Petikan kalimat diatas merupakan petikan sebuah pidato luar biasa yang dibawakan Bung Karno dalam pembukaan Konferensi Asia – Afrika pertama 60 Tahun silam. Walaupun sudah disampaikan 60 tahun yang lalu, namun makna dari petikan pidato tersebut masih sangat relevan dengan kehidupan dunia saat ini. 60 tahun yang lalu saat Bung Karno membawakan pidato tersebut, sebagian besar Negara Asia dan Afrika masih dihadapkan dengan musuh yang telah menggerogoti Bangsanya selama ratusan tahun yaitu kolonialisme. Namun sekarang, setelah “musuh bersama” tersebut berhasil dikalahkan, sebagian besar Negara Asia dan Afrika dihadapkan oleh sebuah musuh baru yang jauh lebih serius dan lebih berbahaya yaitu radikalisme. Radikalisme yang mungkin 60 tahun silam belum dianggap sebuah hal yang berbahaya, namun sekarang sudah menjelma menjadi sebuah monster yang siap menghacurkan sebuah bangsa. Saat ini Negara – Negara di Asia dan Afrika terlihat seperti lahan yang sangat subru untuk berkembangnya kelompok – kelompok radikalisme. Hampir semua Negara peserta KAA tahun ini menjadi korban dari kekejaman radikalisme, Boko Haram dan Ansaru di Nigeria, Anshar Al Sharia di tunisia, Al Qaeda di Pakistan dan Afghanistan, Al Shabaab di Somalia dan yang paling menarik banyak perhatian adalah berkembangnya Negara Islam Irak dan Suriah (NIIS). Bahkan di beberapa Negara, berbagai macam kelompok – kelompok radikal tersebut sudah berhasil membuat kekacauan dan kerugian yang sangat luar biasa. Bagitu luas daya rusaknya sebuah gerakan radikalisme di berbagai Negara saat ini menjadikan isu ini sangat penting untuk segera dicarikan sebuah solusi jangka panjang dan permanen untuk menanggulangi dan menghentikan segala bentuk radikalisme yang terjadi saat ini.

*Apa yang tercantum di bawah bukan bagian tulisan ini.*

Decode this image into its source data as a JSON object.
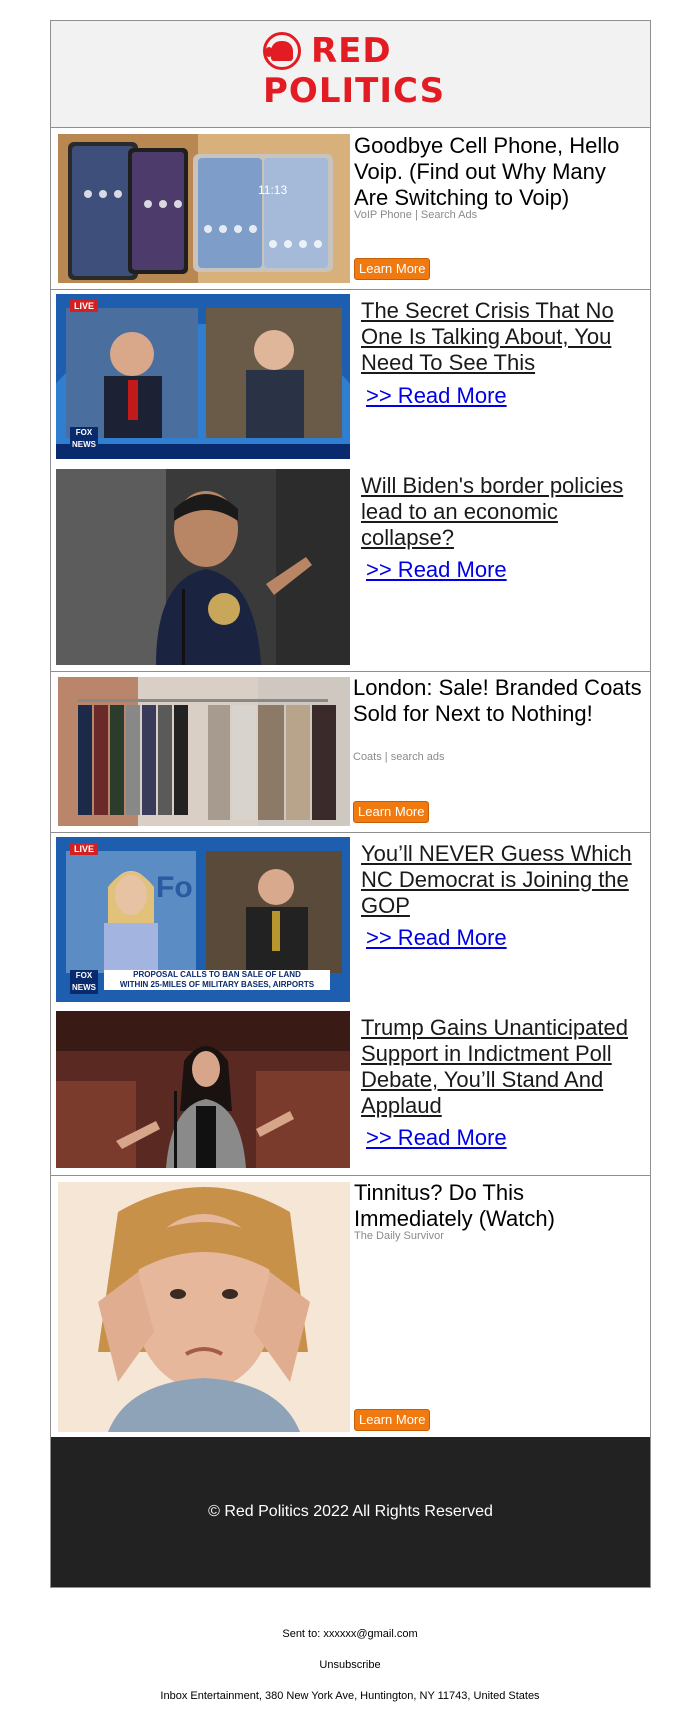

Radikalisme saat ini bergerak seperti halnya arus globalisasi yang terjadi saat ini. Radikalisme saat ini tidak hanya berdampak pada Negara dimana mereka lahir namun sudah menembus sekat – sekat antar Negara bahkan Benua. Untuk memperkuat eksistensi mereka, gerakan radikalisme terus berusaha melebarkan sayap mereka ke berbagai penjuru Dunia. Mereka berusaha mencari dukungan baik berupa dukungan materi maupun anggota dari berbagai penjuru Dunia dengan memanfaatkan kemajuan teknologi serta kemajuan transportasi yang semakin mutakhir. Contoh nyata adalah pola pergerakan NIIS yang menggunakan kemajuan teknologi untuk menyebar luaskan ajaran mereka ke seantero Dunia dan mereka berhasil menarik perhatian orang – orang untuk bergabung dengan gerakan tersebut tak terkecuali Indonesia. Apakah gerakan-gerakan tersebut murni karena faktor kepercayaan (agama) yang berbeda? tentu jawabannya tidak sesederhana itu. Jika dilihat dari contoh tindakan yang mereka lakukan selama ini, ambil contoh NIIS, tindakan – tindakan mereka selama ini sangat jauh dari nilai – nilai keislaman yang sesungguhnya. Cendekiawan islam dari berbagai penjuru Dunia sepakat untuk menyatakan pendapat   bahwa NIIS sangat jauh dari nilai – nilai islam yang sesungguhnya.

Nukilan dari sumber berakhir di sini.